There's plenty of finger-pointing to go around, here; and certainly issues of sexual impropriety and institutional responses to it seem to depend on one's cultural, even political, persuasion.  Before my daughter was born (so, what, almost 30 years ago now?) my pastor was involved in a local church investigation into his behavior, including his behavior before his marriage (there was no allegation of impropriety in his marriage).  It was very low-level stuff, the major allegation being that he had dated, briefly, a member of the congregation.  No allegations of abuse; just some questions of propriety.  I later knew of another investigation of a UCC pastor, this about 10 years on from the investigation of my pastor, involving again questions of judgment about who he dated; nothing about any allegations of abuse, physical or otherwise.  Such matters nearly lead to loss of standing (i.e., ability to be a minister in the UCC) in both cases.  The UCC took any allegation of impropriety (not even rising to the level of alleged assault, I again emphasize) seriously; too seriously, I thought at the time (and still think).  Then again, the UCC has allowed the ordination and placement of gays and lesbians in its pulpit since the '90's, if memory serves (it may have been a bit later than that, I'm not going to look it up now).  Does this make the UCC 'better' than the SBC?  Hardly; it's just interesting how the culture of institutions shapes the behavior of those institutions.  The UCC is notoriously "liberal," the SBC is notoriously "conservative."  Ed Young is notoriously Republican and conservative in his politics, a position I'm sure that aligns with the majority of his congregation.  There are many reasons Ed Young has a congregation and I don't, and I'm also sure that's one of them.  But churches do have to hold themselves to higher, or perhaps better, standards.  The UCC was purging supposed Al Frankens from its midst 30 years ago, long before the U.S. Senate Democrats caught up.  More concerned with appearances isn't necessarily better than more concerned with gays and lesbians than sexual abuse allegations.  But the SBC has a lot to answer for, even if they can deny any legal liability for the actions of employees of their affiliated congregations.

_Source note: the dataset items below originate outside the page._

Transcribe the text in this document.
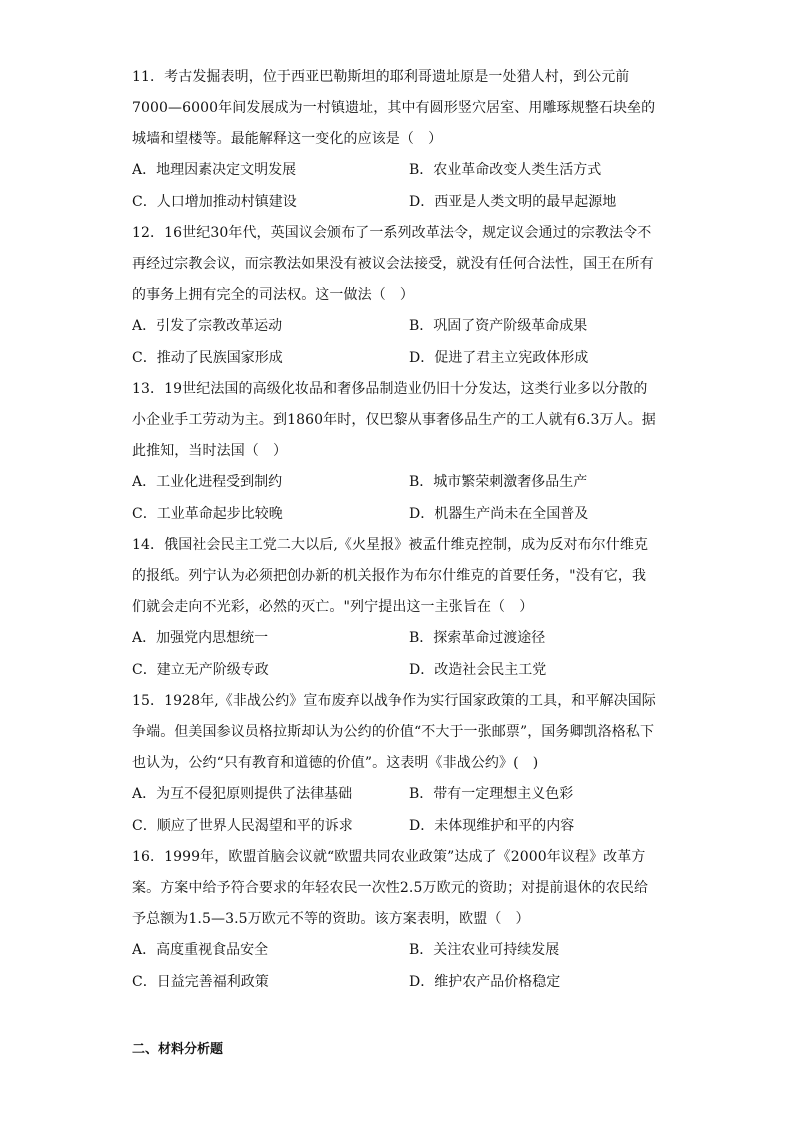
11．考古发掘表明，位于西亚巴勒斯坦的耶利哥遗址原是一处猎人村，到公元前7000—6000年间发展成为一村镇遗址，其中有圆形竖穴居室、用雕琢规整石块垒的城墙和望楼等。最能解释这一变化的应该是（　）

A．地理因素决定文明发展	B．农业革命改变人类生活方式
C．人口增加推动村镇建设	D．西亚是人类文明的最早起源地

12．16世纪30年代，英国议会颁布了一系列改革法令，规定议会通过的宗教法令不再经过宗教会议，而宗教法如果没有被议会法接受，就没有任何合法性，国王在所有的事务上拥有完全的司法权。这一做法（　）

A．引发了宗教改革运动	B．巩固了资产阶级革命成果
C．推动了民族国家形成	D．促进了君主立宪政体形成

13．19世纪法国的高级化妆品和奢侈品制造业仍旧十分发达，这类行业多以分散的小企业手工劳动为主。到1860年时，仅巴黎从事奢侈品生产的工人就有6.3万人。据此推知，当时法国（　）

A．工业化进程受到制约	B．城市繁荣刺激奢侈品生产
C．工业革命起步比较晚	D．机器生产尚未在全国普及

14．俄国社会民主工党二大以后,《火星报》被孟什维克控制，成为反对布尔什维克的报纸。列宁认为必须把创办新的机关报作为布尔什维克的首要任务，"没有它，我们就会走向不光彩，必然的灭亡。"列宁提出这一主张旨在（　）

A．加强党内思想统一	B．探索革命过渡途径
C．建立无产阶级专政	D．改造社会民主工党

15．1928年,《非战公约》宣布废弃以战争作为实行国家政策的工具，和平解决国际争端。但美国参议员格拉斯却认为公约的价值“不大于一张邮票”，国务卿凯洛格私下也认为，公约“只有教育和道德的价值”。这表明《非战公约》(　)

A．为互不侵犯原则提供了法律基础	B．带有一定理想主义色彩
C．顺应了世界人民渴望和平的诉求	D．未体现维护和平的内容

16．1999年，欧盟首脑会议就“欧盟共同农业政策”达成了《2000年议程》改革方案。方案中给予符合要求的年轻农民一次性2.5万欧元的资助；对提前退休的农民给予总额为1.5—3.5万欧元不等的资助。该方案表明，欧盟（　）

A．高度重视食品安全	B．关注农业可持续发展
C．日益完善福利政策	D．维护农产品价格稳定
二、材料分析题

I just don't want the indifference of the press to be overlooked here, either.  I'm not impressed with Texas news organizations and how they handle local Texas news.  As I've mentioned before, Texas education funding has been a mess for almost 40 years, yet few people in Texas even recognize there is a problem.  Most don't understand their school taxes go, not primarily to their local schools, but to the state's general fund; and a lot of that ignorance is the refusal of the Texas media to cover the story.  Is that because no one is trying to make a public issue of Texas school finance and in general how Texas funds state government?  If so, who finally got the Houston Chronicle to get interested in this story?  Round 2 of the activists trying to engage the SBC, ten years after the first attempt?  So twice in 10 years makes the press think "Hey, is there a story here?"  That's pretty pathetic for a "free press" supposedly so integral to the functioning of government and society it needs special Constitutional protections available to any individual or business entity that calls itself "media".  With great power comes great responsibility, but frankly the responsibility of the press to notice what's going on in the SBC is as great as the responsibility of the SBC to take action.

Is it any wonder our dominant cultural paradigm seems to be pointing fingers at other people while never taking any responsibility ourselves?